After more thought, It now seems to be than if I know the sun's azimuth and elevation then I can subtract the az and el of the panel to determine the angle of the sun to the panel. Now my next step is to calculate the azimuth and elevation of the sun for each hour of any given day. I don’t know how I will do that.

phyzguy
Phyzguy,
Thanks for your reply. I don’t have Python. I presume your code works, but cramming everything into so few lines with no comments makes it really difficult to read and discern what it is doing and why.

After more thought, It now seems to be than if I know the sun's azimuth and elevation then I can subtract the az and el of the panel to determine the angle of the sun to the panel. Now my next step is to calculate the azimuth and elevation of the sun for each hour of any given day. I don’t know how I will do that.
Let me try and simplify it, and if you still have questions, please ask:

(1) The sun's declination (delta) varies through the year from +23.5 degrees to -23.5 degrees. You can either look it up, or you can calculate it from the formula:
delta = 23.5 * sin(days from the spring equinox * 360 / 365)

or, as you said in post #4:

delta = (23.45 degrees) * sin( (360 degrees) * (284 + n ) / 365 )

where n is the day of the year (Thanks to Tom.G for correcting this).

(2) The sun's hour angle (H) varies throughout the day. It is zero degrees at local noon, and changes at 15 degrees per hour. So one hour before local noon it is -15 degrees and three hours after local noon it is +45 degrees, and so on.

(3) Once you know the sun's declination and hour angle (and your latitude, which I assume you know), you can calculate the sun's altitude and azimuth from the following fomulas:

alts=arcsin(sin(delta)*sin(lat)+cos(delta)*cos(lat)*cos(H))
azs=arcsin(sin(H)*cos(delta)/cos(alts))

(4) Next you need to know the altitude and azimuth of the point your solar panels are pointing at. For the parameters you gave these values are:

south facing panels:
altp = 68 degrees
azp = 0

west facing panels:
altp = 68 degrees
azp = 90 degrees

(5) Now given the altitude and azimuth of the sun and the altitude and azimuth of the panel, you have two points on the sky, and you can calculate the angle between them. This is a problem in spherical trigonometry and is not given by simply taking the difference in altitude and the difference in azimuth. The formula for the angle is:

angle = arccos(cos(90-alts)*cos(90-altp)+sin(90-alts)*sin(90-altp)*cos(azs-azp))

or, more simply:

angle = arccos(sin(alts)*sin(altp)+cos(alts)*cos(altp)*cos(azs-azp))

Last edited:
Tom.G
An added term and a little bit of history.
delta = 23.5 * sin(days from the spring equinox)
Don't you need: delta = 23.5 * sin([days from spring equinox] * [degrees per day])
With [degrees per day] = [360/365] and,
[days from spring equinox] = (day of year) -81 Note: Spring equinox is on year day 81

This is shown in post #4 as:
declination = (23.45 degrees) * sin( (360 degrees) * (284 + n ) / 365 )
Where the "+ 284" is an optimization that originally was "- 81". Since the sin function wraps at 360°, the end result is the same, with the advantage that addition is simpler than the subtraction when calculating manually.

phyzguy
An added term and a little bit of history.

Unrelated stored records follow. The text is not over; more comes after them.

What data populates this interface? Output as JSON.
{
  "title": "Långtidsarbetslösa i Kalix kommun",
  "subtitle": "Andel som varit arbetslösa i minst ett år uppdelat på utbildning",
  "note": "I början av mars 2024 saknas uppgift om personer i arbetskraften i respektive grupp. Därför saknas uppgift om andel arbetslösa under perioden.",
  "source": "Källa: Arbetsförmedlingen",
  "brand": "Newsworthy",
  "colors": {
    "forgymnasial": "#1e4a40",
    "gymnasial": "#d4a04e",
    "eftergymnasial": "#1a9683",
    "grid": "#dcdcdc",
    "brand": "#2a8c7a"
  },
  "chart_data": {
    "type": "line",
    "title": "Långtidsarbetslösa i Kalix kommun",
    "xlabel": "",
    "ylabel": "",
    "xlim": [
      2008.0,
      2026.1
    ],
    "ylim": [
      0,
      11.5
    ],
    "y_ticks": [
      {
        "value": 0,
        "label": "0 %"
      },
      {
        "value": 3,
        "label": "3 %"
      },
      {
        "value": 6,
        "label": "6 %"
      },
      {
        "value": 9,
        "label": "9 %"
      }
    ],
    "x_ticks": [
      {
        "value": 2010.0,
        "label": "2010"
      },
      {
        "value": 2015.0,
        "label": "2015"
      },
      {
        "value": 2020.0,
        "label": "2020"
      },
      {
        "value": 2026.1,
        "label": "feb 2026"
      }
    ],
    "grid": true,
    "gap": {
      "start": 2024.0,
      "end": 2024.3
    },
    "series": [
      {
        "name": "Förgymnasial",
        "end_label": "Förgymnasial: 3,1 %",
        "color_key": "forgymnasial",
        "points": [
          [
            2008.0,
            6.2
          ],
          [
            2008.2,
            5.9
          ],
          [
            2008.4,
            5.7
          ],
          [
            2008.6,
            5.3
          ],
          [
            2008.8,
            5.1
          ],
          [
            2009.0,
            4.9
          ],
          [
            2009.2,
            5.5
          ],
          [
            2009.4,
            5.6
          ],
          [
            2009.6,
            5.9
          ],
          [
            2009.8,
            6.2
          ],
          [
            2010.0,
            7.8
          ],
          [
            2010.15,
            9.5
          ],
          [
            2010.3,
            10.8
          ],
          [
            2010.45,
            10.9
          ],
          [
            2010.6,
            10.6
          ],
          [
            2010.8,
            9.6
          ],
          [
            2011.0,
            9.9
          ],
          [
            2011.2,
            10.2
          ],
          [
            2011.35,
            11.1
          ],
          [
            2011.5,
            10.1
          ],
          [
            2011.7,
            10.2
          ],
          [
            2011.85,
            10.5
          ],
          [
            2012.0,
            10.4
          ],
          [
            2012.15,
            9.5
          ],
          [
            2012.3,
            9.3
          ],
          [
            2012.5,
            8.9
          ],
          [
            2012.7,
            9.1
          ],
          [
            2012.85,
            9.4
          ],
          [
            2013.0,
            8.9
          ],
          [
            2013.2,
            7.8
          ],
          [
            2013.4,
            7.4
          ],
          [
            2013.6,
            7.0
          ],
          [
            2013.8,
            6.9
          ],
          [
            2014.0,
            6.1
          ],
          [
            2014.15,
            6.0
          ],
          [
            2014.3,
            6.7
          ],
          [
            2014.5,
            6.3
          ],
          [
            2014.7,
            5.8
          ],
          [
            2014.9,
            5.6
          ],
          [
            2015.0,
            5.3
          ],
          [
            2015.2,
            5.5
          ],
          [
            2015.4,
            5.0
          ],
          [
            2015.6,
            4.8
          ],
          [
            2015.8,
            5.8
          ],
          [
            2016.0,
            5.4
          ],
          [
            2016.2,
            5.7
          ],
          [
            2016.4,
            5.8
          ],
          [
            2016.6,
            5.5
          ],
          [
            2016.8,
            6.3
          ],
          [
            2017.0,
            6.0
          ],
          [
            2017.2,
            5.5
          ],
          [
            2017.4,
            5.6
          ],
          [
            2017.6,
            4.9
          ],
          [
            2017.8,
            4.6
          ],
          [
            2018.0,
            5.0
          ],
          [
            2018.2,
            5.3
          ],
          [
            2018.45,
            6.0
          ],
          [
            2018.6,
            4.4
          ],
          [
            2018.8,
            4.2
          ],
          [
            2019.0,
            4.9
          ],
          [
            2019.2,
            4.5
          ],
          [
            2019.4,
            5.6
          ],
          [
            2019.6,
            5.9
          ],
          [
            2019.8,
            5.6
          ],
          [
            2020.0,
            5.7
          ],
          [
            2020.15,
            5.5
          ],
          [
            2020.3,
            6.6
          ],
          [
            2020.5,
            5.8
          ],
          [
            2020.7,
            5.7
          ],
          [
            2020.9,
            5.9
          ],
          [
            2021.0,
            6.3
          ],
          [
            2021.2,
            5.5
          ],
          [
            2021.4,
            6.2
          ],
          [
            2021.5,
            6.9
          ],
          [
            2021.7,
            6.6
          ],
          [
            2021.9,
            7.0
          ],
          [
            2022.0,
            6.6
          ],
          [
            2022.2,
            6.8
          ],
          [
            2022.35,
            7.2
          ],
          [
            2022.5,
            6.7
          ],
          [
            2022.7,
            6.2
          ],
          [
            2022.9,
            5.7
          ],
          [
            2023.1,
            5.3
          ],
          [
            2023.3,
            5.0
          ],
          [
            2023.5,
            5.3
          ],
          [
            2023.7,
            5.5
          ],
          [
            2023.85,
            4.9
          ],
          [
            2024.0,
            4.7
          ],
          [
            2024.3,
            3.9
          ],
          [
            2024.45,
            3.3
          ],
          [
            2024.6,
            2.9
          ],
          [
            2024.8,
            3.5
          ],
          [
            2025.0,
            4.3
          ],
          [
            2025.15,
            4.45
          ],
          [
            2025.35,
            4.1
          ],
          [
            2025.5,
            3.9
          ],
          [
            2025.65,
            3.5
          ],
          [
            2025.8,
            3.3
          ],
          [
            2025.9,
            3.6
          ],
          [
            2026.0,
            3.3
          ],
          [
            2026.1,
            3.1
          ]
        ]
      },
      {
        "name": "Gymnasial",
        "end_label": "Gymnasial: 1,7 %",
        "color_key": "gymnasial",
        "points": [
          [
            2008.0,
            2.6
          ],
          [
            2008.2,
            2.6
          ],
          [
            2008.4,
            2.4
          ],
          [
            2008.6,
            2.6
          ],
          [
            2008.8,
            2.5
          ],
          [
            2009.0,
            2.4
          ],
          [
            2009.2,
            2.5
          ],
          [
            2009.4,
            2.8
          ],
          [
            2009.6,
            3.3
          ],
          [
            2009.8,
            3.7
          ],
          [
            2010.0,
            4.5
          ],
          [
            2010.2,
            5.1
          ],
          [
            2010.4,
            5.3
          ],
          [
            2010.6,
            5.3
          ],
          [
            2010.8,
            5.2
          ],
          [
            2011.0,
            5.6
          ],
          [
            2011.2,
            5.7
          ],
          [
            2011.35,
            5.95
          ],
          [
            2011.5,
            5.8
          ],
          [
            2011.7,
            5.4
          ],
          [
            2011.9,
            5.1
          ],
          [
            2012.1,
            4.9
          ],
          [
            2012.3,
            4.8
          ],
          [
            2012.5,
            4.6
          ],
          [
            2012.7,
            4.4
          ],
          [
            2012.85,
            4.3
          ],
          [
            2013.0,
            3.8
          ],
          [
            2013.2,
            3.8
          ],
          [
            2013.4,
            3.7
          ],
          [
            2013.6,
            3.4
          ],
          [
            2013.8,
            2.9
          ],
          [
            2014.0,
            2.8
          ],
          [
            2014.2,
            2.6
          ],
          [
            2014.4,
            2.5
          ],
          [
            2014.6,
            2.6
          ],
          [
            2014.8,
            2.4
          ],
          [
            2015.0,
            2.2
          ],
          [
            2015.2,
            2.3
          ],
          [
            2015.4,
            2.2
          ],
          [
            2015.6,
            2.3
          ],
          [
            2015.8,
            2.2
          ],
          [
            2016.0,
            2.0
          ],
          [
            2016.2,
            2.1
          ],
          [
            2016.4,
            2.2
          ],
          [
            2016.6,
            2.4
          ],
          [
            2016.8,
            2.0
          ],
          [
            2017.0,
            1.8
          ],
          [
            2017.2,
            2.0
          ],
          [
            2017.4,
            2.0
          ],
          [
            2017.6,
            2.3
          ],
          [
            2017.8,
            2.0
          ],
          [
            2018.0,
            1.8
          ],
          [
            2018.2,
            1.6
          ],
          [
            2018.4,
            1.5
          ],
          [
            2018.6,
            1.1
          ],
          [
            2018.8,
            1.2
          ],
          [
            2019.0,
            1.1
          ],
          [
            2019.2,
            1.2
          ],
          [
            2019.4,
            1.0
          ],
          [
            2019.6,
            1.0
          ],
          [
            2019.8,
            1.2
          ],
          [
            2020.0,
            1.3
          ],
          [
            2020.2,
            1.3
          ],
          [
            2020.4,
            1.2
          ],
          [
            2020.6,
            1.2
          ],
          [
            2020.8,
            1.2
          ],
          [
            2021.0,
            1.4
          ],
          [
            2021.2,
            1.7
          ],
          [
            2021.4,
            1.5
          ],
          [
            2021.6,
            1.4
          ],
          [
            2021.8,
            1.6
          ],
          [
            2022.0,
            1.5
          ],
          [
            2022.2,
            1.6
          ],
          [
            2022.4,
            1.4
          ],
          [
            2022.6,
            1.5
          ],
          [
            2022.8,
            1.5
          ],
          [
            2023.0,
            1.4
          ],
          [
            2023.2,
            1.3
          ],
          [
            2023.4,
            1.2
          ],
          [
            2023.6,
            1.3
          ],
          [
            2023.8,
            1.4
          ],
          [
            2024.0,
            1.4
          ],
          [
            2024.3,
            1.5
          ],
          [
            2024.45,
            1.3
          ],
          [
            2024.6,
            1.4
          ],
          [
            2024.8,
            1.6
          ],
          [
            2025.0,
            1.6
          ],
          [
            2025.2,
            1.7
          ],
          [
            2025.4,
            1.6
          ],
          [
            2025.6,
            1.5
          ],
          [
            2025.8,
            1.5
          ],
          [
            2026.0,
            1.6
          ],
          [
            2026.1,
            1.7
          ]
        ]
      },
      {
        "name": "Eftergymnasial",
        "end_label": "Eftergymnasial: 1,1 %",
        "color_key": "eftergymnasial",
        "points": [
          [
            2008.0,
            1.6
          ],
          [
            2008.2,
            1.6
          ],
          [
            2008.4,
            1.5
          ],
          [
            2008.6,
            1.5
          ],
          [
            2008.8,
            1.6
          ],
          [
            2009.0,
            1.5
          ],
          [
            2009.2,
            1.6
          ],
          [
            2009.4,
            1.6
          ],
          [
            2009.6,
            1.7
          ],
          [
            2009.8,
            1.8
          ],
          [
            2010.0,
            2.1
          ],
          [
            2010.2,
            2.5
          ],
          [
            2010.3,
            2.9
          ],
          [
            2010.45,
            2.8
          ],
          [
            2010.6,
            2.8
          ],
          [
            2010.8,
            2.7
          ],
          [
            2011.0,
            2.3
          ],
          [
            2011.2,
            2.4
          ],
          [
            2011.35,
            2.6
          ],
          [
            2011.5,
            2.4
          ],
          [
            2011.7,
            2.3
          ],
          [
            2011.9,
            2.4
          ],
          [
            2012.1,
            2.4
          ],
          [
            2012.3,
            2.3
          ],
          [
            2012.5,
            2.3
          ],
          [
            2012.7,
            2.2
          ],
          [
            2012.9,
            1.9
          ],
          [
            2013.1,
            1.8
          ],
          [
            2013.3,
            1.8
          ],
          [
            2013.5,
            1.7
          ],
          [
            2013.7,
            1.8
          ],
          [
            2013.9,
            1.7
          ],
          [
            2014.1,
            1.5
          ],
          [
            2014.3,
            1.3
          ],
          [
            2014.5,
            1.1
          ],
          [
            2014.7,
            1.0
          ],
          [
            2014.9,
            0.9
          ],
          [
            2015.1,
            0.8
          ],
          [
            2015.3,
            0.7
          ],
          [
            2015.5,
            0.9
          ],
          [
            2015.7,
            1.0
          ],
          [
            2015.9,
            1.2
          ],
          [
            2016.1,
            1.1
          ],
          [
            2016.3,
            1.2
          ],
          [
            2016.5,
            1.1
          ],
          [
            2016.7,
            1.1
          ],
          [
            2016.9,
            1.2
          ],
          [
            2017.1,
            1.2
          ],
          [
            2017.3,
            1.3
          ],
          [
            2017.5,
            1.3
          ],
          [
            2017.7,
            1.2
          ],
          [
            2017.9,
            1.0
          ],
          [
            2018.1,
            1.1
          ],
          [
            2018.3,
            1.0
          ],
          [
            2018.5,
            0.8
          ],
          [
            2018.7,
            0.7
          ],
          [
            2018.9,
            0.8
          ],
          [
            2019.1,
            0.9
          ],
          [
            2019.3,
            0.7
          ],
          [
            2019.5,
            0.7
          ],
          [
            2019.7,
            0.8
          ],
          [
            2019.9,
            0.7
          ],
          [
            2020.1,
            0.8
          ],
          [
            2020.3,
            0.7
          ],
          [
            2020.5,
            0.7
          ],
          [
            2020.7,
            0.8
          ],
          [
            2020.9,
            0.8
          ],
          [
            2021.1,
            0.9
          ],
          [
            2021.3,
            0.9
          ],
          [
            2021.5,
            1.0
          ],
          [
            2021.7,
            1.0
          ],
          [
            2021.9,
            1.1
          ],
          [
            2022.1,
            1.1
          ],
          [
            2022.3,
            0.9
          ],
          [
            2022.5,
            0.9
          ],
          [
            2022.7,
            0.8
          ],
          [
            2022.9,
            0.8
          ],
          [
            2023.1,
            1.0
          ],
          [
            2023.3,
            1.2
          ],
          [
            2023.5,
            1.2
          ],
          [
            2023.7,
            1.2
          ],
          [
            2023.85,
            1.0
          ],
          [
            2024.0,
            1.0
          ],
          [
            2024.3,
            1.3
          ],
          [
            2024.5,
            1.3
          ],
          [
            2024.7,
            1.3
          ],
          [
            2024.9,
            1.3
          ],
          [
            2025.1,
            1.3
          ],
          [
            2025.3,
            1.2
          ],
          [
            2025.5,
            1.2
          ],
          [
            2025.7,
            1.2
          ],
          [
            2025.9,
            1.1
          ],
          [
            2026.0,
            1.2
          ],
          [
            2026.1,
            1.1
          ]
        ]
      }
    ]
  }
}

Don't you need: delta = 23.5 * sin([days from spring equinox] * [degrees per day])
With [degrees per day] = [360/365] and,
[days from spring equinox] = (day of year) -81 Note: Spring equinox is on year day 81

This is shown in post #4 as:

Where the "+ 284" is an optimization that originally was "- 81". Since the sin function wraps at 360°, the end result is the same, with the advantage that addition is simpler than the subtraction when calculating manually.
Of course. Thanks for the correction. I edited my post.